Dasharo / dasharo-issues

The Dasharo issue tracker
https://dasharo.com/
25 stars 0 forks source link

Dasharo does not work on KGPE-D16 with two CPUs #90

Open miczyg1 opened 2 years ago

miczyg1 commented 2 years ago

Dasharo version Dasharo for KGPE-D16

Dasharo variant KGPE-D16

Affected component(s) or functionality coreboot boot process

Brief summary coreboot resets during ECC memory initialization when two CPU sockets are populated

How reproducible Always

How to reproduce

Steps to reproduce the behavior:

  1. Flash Dasharo on KGPE-D16 platform with two CPUs populated
  2. Power o the platform
  3. Observe the reset loop during ECC memory initialization on the serial console.

Expected behavior The platform can boot to OS

Actual behavior The platform does not boot

Screenshots None

Additional context Maybe check the CMOS options and its default values? SOme scrubber settings may be off etc.

Solutions you've tried None

mrothfuss commented 2 years ago

this fixed it in my tests

https://github.com/Dasharo/coreboot/pull/116/commits/65ed5e1d015cbc0f7729f6103fc87b4d03a63b64

krystian-hebel commented 2 years ago

@mrothfuss unfortunately Your fix doesn't work for us, platform still reboots on first access to any of the PCI devices created by second CPU after scrubbing is enabled. We also haven't seen negative DQS recovery delay detected! on our platform, so it is probably a different issue.

With scrubbing disabled, it reboots soon after starting Linux, before anything is printed by it.

mrothfuss commented 2 years ago

Darn. I was hoping to contribute something.

In case it helps, I was testing with dual 6386's using the latest ucode. Dasharo would loop on ram training similar to what miczyg reported, but could eventually succeed. Dasharo+patch has worked fine under this setup (no boot issues or runtime instability).

mrothfuss commented 2 years ago

I was able to boot a D16 ROM provided by 3mdeb with dual CPUs without issue (hardware). I'm betting it has something to do with memory training. I did a partial audit of the memory initialization code comparing to the BKDG ... there are deviations. Looking at DQS timing results across many boots, some lanes were consistent while others had a wide distribution of values.

mrothfuss commented 1 year ago

This is probably related to #47; having faulty raminit as the underlying problem.

AGESA Fam15 code suggests that seeds for DQS Receiver Enable Training should be extensively determined for each motherboard. Seeds can be configured uniquely for every possible socket, channel, dimm, and byte lane combination. The raptor raminit code is only using the recommended seeds from Table 99 of the BKDG.

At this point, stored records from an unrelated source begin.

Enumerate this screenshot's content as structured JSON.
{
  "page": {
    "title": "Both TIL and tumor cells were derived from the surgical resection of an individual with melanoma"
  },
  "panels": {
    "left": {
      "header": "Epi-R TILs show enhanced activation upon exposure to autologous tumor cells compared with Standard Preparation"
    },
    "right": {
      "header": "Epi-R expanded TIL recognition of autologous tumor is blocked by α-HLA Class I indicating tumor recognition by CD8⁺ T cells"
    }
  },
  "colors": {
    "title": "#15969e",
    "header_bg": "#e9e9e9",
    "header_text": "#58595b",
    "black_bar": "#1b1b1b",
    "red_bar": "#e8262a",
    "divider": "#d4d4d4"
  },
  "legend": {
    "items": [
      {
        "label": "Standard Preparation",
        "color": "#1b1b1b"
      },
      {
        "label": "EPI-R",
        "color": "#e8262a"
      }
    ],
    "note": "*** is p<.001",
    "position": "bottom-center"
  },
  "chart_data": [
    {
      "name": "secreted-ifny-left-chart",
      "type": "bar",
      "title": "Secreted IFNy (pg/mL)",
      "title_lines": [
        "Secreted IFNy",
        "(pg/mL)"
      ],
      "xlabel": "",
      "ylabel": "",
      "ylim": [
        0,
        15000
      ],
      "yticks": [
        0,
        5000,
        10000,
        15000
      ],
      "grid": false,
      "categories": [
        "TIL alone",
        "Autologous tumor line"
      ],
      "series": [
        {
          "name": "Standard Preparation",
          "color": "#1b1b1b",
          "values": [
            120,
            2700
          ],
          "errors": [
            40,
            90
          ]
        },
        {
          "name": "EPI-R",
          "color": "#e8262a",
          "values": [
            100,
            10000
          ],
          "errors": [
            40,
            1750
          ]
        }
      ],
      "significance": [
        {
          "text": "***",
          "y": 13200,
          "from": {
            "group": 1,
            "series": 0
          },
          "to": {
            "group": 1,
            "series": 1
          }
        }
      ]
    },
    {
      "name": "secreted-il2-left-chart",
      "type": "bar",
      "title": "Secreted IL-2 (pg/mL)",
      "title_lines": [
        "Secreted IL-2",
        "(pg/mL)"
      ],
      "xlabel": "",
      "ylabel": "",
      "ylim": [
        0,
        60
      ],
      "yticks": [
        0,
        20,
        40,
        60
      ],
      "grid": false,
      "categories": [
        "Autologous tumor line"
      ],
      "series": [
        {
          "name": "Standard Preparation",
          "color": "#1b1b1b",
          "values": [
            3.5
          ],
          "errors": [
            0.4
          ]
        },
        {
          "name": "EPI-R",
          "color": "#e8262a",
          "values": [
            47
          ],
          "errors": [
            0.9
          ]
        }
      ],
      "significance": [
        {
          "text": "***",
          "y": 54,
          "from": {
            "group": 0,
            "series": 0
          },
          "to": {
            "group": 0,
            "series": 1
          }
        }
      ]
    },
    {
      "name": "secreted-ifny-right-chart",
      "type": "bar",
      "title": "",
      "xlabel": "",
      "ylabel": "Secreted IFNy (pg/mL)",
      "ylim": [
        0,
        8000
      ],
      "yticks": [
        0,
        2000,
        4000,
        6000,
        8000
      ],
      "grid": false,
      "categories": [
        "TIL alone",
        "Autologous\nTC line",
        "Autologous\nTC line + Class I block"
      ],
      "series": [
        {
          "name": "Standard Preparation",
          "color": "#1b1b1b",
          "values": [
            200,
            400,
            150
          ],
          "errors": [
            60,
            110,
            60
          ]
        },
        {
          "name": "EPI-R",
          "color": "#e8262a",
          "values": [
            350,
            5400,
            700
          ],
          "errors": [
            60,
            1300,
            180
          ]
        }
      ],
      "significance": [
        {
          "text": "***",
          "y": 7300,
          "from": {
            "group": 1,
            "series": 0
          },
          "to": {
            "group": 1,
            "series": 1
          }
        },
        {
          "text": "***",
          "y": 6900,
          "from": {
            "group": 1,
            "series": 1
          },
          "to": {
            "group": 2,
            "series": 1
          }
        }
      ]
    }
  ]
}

I am using an alternate AGESA algorithm: a "Seedless" training method that does not require configuration. So far it has performed flawlessly on two boards (1xC32 + 4x32GB, 2xG34 + 16x32GB). It looks like this algorithm is designed to determine the seeds to allow proper configuration of the "normal" training method -- which I assume is faster at runtime.

See MemTRdPosWithRxEnDlySeeds3() in vendorcode/amd/agesa/f15/Proc/Mem/Tech/mtthrcSeedTrain.c for details.

Another detail to be aware of: the raptor raminit code deviates from the BKDG and does not perform multiple passes of memory training according to the specification.